I love decorating for the holidays. I also love not spending a lot of money (indebted grad student, etc., etc.,) or time (since we're not actually going to be in the city on December 25th). So, no full-sized Christmas tree for us. Here's how I decorated our apartment for Yuletide: I spent $7 on some branches of red berries and $5 on a mass of delicious-smelling eucalyptus, and sprinkled in some things I already had lying around. Voila! Instant Winter Solstice festiveness. Above, my bedside table--Naked branch scavenged from Central Park, berries, eucalyptus, crystals.
These crystals strike me as icicle-like, which is why I find them particularly fitting.

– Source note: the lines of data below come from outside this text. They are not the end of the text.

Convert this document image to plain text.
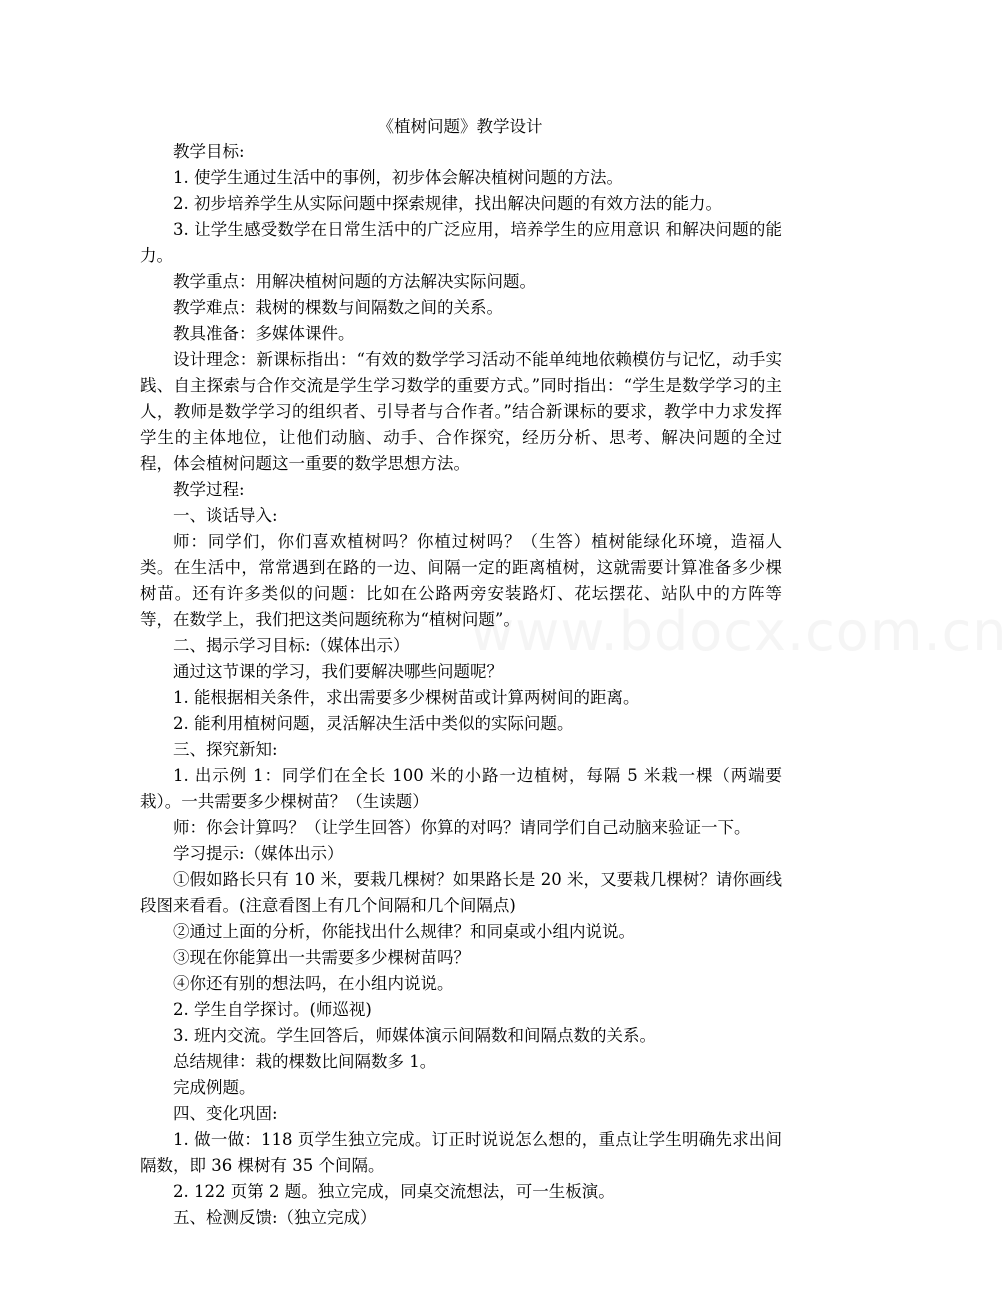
《植树问题》教学设计
www.bdocx.com.cn

教学目标:

1. 使学生通过生活中的事例，初步体会解决植树问题的方法。

2. 初步培养学生从实际问题中探索规律，找出解决问题的有效方法的能力。

3. 让学生感受数学在日常生活中的广泛应用，培养学生的应用意识 和解决问题的能力。

教学重点：用解决植树问题的方法解决实际问题。

教学难点：栽树的棵数与间隔数之间的关系。

教具准备：多媒体课件。

设计理念：新课标指出：“有效的数学学习活动不能单纯地依赖模仿与记忆，动手实践、自主探索与合作交流是学生学习数学的重要方式。”同时指出：“学生是数学学习的主人，教师是数学学习的组织者、引导者与合作者。”结合新课标的要求，教学中力求发挥学生的主体地位，让他们动脑、动手、合作探究，经历分析、思考、解决问题的全过程，体会植树问题这一重要的数学思想方法。

教学过程:

一、谈话导入:

师：同学们，你们喜欢植树吗？你植过树吗？（生答）植树能绿化环境，造福人类。在生活中，常常遇到在路的一边、间隔一定的距离植树，这就需要计算准备多少棵树苗。还有许多类似的问题：比如在公路两旁安装路灯、花坛摆花、站队中的方阵等等，在数学上，我们把这类问题统称为“植树问题”。

二、揭示学习目标:（媒体出示）

通过这节课的学习，我们要解决哪些问题呢？

1. 能根据相关条件，求出需要多少棵树苗或计算两树间的距离。

2. 能利用植树问题，灵活解决生活中类似的实际问题。

三、探究新知:

1. 出示例 1：同学们在全长 100 米的小路一边植树，每隔 5 米栽一棵（两端要栽）。一共需要多少棵树苗？（生读题）

师：你会计算吗？（让学生回答）你算的对吗？请同学们自己动脑来验证一下。

学习提示:（媒体出示）

①假如路长只有 10 米，要栽几棵树？如果路长是 20 米，又要栽几棵树？请你画线段图来看看。(注意看图上有几个间隔和几个间隔点)

②通过上面的分析，你能找出什么规律？和同桌或小组内说说。

③现在你能算出一共需要多少棵树苗吗？

④你还有别的想法吗，在小组内说说。

2. 学生自学探讨。(师巡视)

3. 班内交流。学生回答后，师媒体演示间隔数和间隔点数的关系。

总结规律：栽的棵数比间隔数多 1。

完成例题。

四、变化巩固:

1. 做一做：118 页学生独立完成。订正时说说怎么想的，重点让学生明确先求出间隔数，即 36 棵树有 35 个间隔。

2. 122 页第 2 题。独立完成，同桌交流想法，可一生板演。

五、检测反馈:（独立完成）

The best decorations of all: Ones that come attached! Acorn caps and eucalyptus berries, bobbles that come free of charge.
The coffee table arrangement: The big red branch is a bit of Columbia landscaping I borrowed last year. When the foliage about campus dies down in the winter, the ingenious landscapers stick big branches painted a glossy red in the flower beds and strew pine branches around to keep things visually interesting. For the longest time, I thought that their bark was naturally cherry red, and I was fascinated by them. Come February, the red sticks started falling over (they're just branches stuck into the earth, no roots), so I snagged one and carried it home.
Using a pearl necklace I have as a garland, plus the last of the Halloween pumpkins. This miniature wooden chalice (original use: egg cup) also strikes me as festive, as does the gold label on the jar.
I love how the shapes of the red branches play against the white negative space of the wall.
And finally, the dresser. On the right, a lemon verbena scented candle and a bee's wax candle, and even more eucalyptus. I love the stuff. I have an emotional attachment to it since it grows in abundance around the Bay Area, especially around the San Francisco Bay, and the scent of it instantly transports me through space and time. Also, so does the sight of it--I was looking at a display of Australian birds at the American Museum of Natural History the other week, and the exhibit was, of course, packed with eucalyptus trees (they're native to Australia, after all). Just looking at the faux trees in a diorama of faux Australia overwhelmed me with nostalgia and homesickness for California. At least winter break is fast approaching!
On the left, the very last pumpkin, a cartoon I always have up given to me by The New Yorker to commemorate my summer internship there, and a dried pomegranate. Want to make your own decorative dried pomegranates? Here's how: Buy two pomegranates in early December, leave them on the coffee table, forget about them, go to California for winter break for four weeks. Come back and there you are! Dried pomegranates! These have lasted intact for a whole year now.